Changing Light
2001/2002

December Light, Kimberton, Pennsylvania
2001, 2min 30sec
January Light, Astoria, New York
2002, 1min 30sec
February Light, Ravenswood Power Station
2002, 2min 30sec


The Changing Light series is a work in progress and will eventually include twelve pieces for each month of the year. These short video pieces are studies of light and place. How we see light changes not only according to time, but also according to place. Our often integable “sense of place” is formed by the relationship of material and light, light slowly creeping across a table as the sun sets, the light in the steam billowing from a smoke stack, light briefly catching a particle of dust floating in space…

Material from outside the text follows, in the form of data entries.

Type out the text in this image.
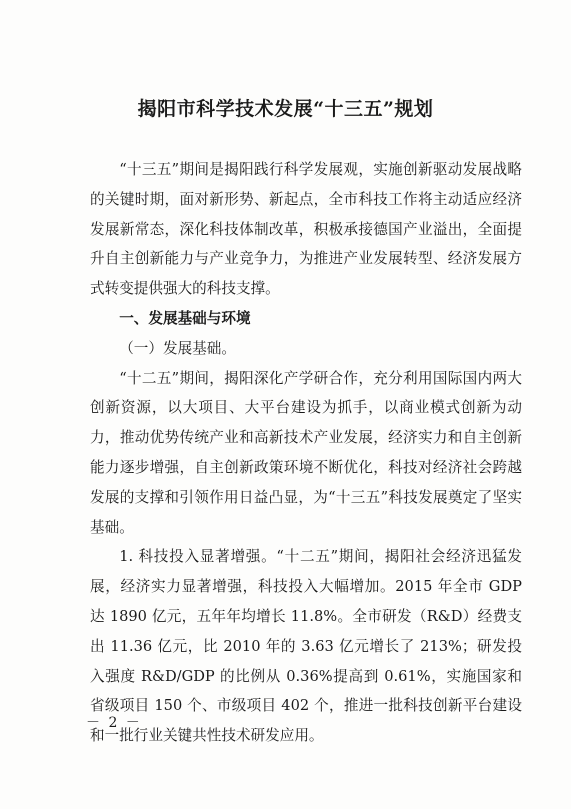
揭阳市科学技术发展“十三五”规划

“十三五”期间是揭阳践行科学发展观，实施创新驱动发展战略的关键时期，面对新形势、新起点，全市科技工作将主动适应经济发展新常态，深化科技体制改革，积极承接德国产业溢出，全面提升自主创新能力与产业竞争力，为推进产业发展转型、经济发展方式转变提供强大的科技支撑。

一、发展基础与环境

（一）发展基础。

“十二五”期间，揭阳深化产学研合作，充分利用国际国内两大创新资源，以大项目、大平台建设为抓手，以商业模式创新为动力，推动优势传统产业和高新技术产业发展，经济实力和自主创新能力逐步增强，自主创新政策环境不断优化，科技对经济社会跨越发展的支撑和引领作用日益凸显，为“十三五”科技发展奠定了坚实基础。

1. 科技投入显著增强。“十二五”期间，揭阳社会经济迅猛发展，经济实力显著增强，科技投入大幅增加。2015 年全市 GDP 达 1890 亿元，五年年均增长 11.8%。全市研发（R&D）经费支出 11.36 亿元，比 2010 年的 3.63 亿元增长了 213%；研发投入强度 R&D/GDP 的比例从 0.36%提高到 0.61%，实施国家和省级项目 150 个、市级项目 402 个，推进一批科技创新平台建设和一批行业关键共性技术研发应用。

－ 2 －
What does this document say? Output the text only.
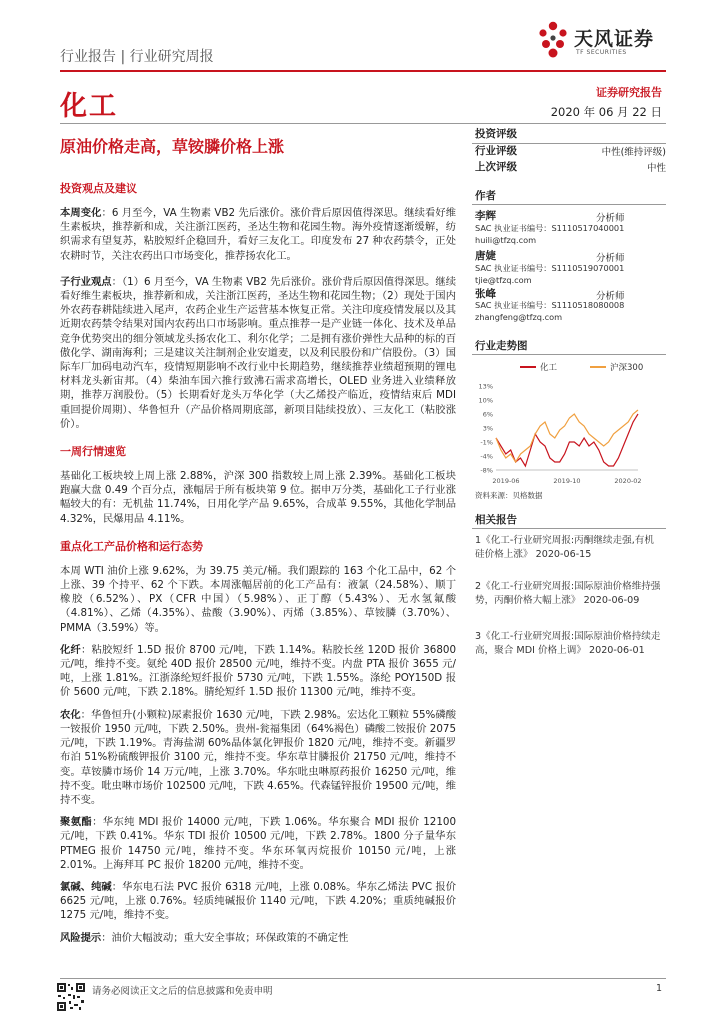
天风证券
TF SECURITIES
行业报告 | 行业研究周报
化工	证券研究报告
2020 年 06 月 22 日
原油价格走高，草铵膦价格上涨
投资评级
行业评级	中性(维持评级)
上次评级	中性
作者
李辉	分析师
SAC 执业证书编号：S1110517040001
huili@tfzq.com
唐婕	分析师
SAC 执业证书编号：S1110519070001
tjie@tfzq.com
张峰	分析师
SAC 执业证书编号：S1110518080008
zhangfeng@tfzq.com
行业走势图
化工	沪深300
13%
10%
6%
3%
-1%
-4%
-8%
2019-06	2019-10	2020-02
资料来源：贝格数据
相关报告
1《化工-行业研究周报:丙酮继续走强,有机硅价格上涨》 2020-06-15
2《化工-行业研究周报:国际原油价格维持强势，丙酮价格大幅上涨》 2020-06-09
3《化工-行业研究周报:国际原油价格持续走高，聚合 MDI 价格上调》 2020-06-01
投资观点及建议
本周变化：6 月至今，VA 生物素 VB2 先后涨价。涨价背后原因值得深思。继续看好维生素板块，推荐新和成，关注浙江医药，圣达生物和花园生物。海外疫情逐渐缓解，纺织需求有望复苏，粘胶短纤企稳回升，看好三友化工。印度发布 27 种农药禁令，正处农耕时节，关注农药出口市场变化，推荐扬农化工。
子行业观点：（1）6 月至今，VA 生物素 VB2 先后涨价。涨价背后原因值得深思。继续看好维生素板块，推荐新和成，关注浙江医药，圣达生物和花园生物；（2）现处于国内外农药春耕陆续进入尾声，农药企业生产运营基本恢复正常。关注印度疫情发展以及其近期农药禁令结果对国内农药出口市场影响。重点推荐一是产业链一体化、技术及单品竞争优势突出的细分领域龙头扬农化工、利尔化学；二是拥有涨价弹性大品种的标的百傲化学、湖南海利；三是建议关注制剂企业安道麦，以及利民股份和广信股份。（3）国际车厂加码电动汽车，疫情短期影响不改行业中长期趋势，继续推荐业绩超预期的锂电材料龙头新宙邦。（4）柴油车国六推行致沸石需求高增长，OLED 业务进入业绩释放期，推荐万润股份。（5）长期看好龙头万华化学（大乙烯投产临近，疫情结束后 MDI 重回提价周期）、华鲁恒升（产品价格周期底部，新项目陆续投放）、三友化工（粘胶涨价）。
一周行情速览
基础化工板块较上周上涨 2.88%，沪深 300 指数较上周上涨 2.39%。基础化工板块跑赢大盘 0.49 个百分点，涨幅居于所有板块第 9 位。据申万分类，基础化工子行业涨幅较大的有：无机盐 11.74%，日用化学产品 9.65%，合成革 9.55%，其他化学制品 4.32%，民爆用品 4.11%。
重点化工产品价格和运行态势
本周 WTI 油价上涨 9.62%，为 39.75 美元/桶。我们跟踪的 163 个化工品中，62 个上涨、39 个持平、62 个下跌。本周涨幅居前的化工产品有：液氯（24.58%）、顺丁橡胶（6.52%）、PX（CFR 中国）（5.98%）、正丁醇（5.43%）、无水氢氟酸（4.81%）、乙烯（4.35%）、盐酸（3.90%）、丙烯（3.85%）、草铵膦（3.70%）、PMMA（3.59%）等。
化纤：粘胶短纤 1.5D 报价 8700 元/吨，下跌 1.14%。粘胶长丝 120D 报价 36800 元/吨，维持不变。氨纶 40D 报价 28500 元/吨，维持不变。内盘 PTA 报价 3655 元/吨，上涨 1.81%。江浙涤纶短纤报价 5730 元/吨，下跌 1.55%。涤纶 POY150D 报价 5600 元/吨，下跌 2.18%。腈纶短纤 1.5D 报价 11300 元/吨，维持不变。
农化：华鲁恒升(小颗粒)尿素报价 1630 元/吨，下跌 2.98%。宏达化工颗粒 55%磷酸一铵报价 1950 元/吨，下跌 2.50%。贵州-瓮福集团（64%褐色）磷酸二铵报价 2075 元/吨，下跌 1.19%。青海盐湖 60%晶体氯化钾报价 1820 元/吨，维持不变。新疆罗布泊 51%粉硫酸钾报价 3100 元，维持不变。华东草甘膦报价 21750 元/吨，维持不变。草铵膦市场价 14 万元/吨，上涨 3.70%。华东吡虫啉原药报价 16250 元/吨，维持不变。吡虫啉市场价 102500 元/吨，下跌 4.65%。代森锰锌报价 19500 元/吨，维持不变。
聚氨酯：华东纯 MDI 报价 14000 元/吨，下跌 1.06%。华东聚合 MDI 报价 12100 元/吨，下跌 0.41%。华东 TDI 报价 10500 元/吨，下跌 2.78%。1800 分子量华东 PTMEG 报价 14750 元/吨，维持不变。华东环氧丙烷报价 10150 元/吨，上涨 2.01%。上海拜耳 PC 报价 18200 元/吨，维持不变。
氯碱、纯碱：华东电石法 PVC 报价 6318 元/吨，上涨 0.08%。华东乙烯法 PVC 报价 6625 元/吨，上涨 0.76%。轻质纯碱报价 1140 元/吨，下跌 4.20%；重质纯碱报价 1275 元/吨，维持不变。
风险提示：油价大幅波动；重大安全事故；环保政策的不确定性
请务必阅读正文之后的信息披露和免责申明	1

Sound also places a wonderful and mostly unconscious roll in our awarness of place and our perception of changing time and season. Although the series is a study in light, I have tried to accent the sound, to bring it out of hiding so to speak. While light marks the edges and surfaces of solid things, sound fills and penetrates the “empty “ places. This relationship forever fasinates me and influences how I perceive space.

The whole piece when finished will give a greater sense of time, one achieved through and because of the medium. The pieces in Changing Light condense time and bring a new sense of light, space and time.

Dear Nora
Regarding the Myth of Science

Excerpt from letter:
We continually draw boarders around ourselves. This is how we identify ourselves. This is also how we fail to see in the outside world our own reflection. This is the cause of fear and with fear, anger and hatred, for the unknown is threatening. Poverty is threatening. Extreme cultural differences are threatening. Differences in ways of life, those who live close to the land and those who know the life of the city, these differences are perceived as boarders. Is there away to know oneself without seeking out these boarders? Is there a way to say, ‘this is who I am, this is who I am not,’ without creating a harmful segregation, without judgment, criticism or preference? If this is the natural course of things, to pronounce our identity, what creates, or dictates, or divides the moral side from immoral? How shall we evaluate ourselves from within these walls and boarders? Instinctively we call our own side right and the outside wrong, but this is of course silly for we know that another stands outside looking at us as “other” and proclaims the same.

It seems to me that this question of the line which divides is indeed one of the central questions of the nature of life itself. For the line is found everywhere, sometimes clear sometimes vague. Perhaps though, the line is only a human way of ordering the world. Perhaps other forms of life do not experience these lines. Perhaps upon the close evaluation of any line, the line fades, falls apart and vanishes. Perhaps in truth there are no lines. Once again I entertain thoughts I cannot imagine. I’m sure there is a mathematical example of the never true line. The line, which appears as a line, but is in fact always vanishing, never reachable, only an idea with infinite variations and no true form. How life becomes like a mirage when we squint our eyes to blur the edges. Indeed the artist soon learns that edges only appear with a certain contrast of light, between material and space, but that sometimes between material and space, indeed often times there is no perceptible line.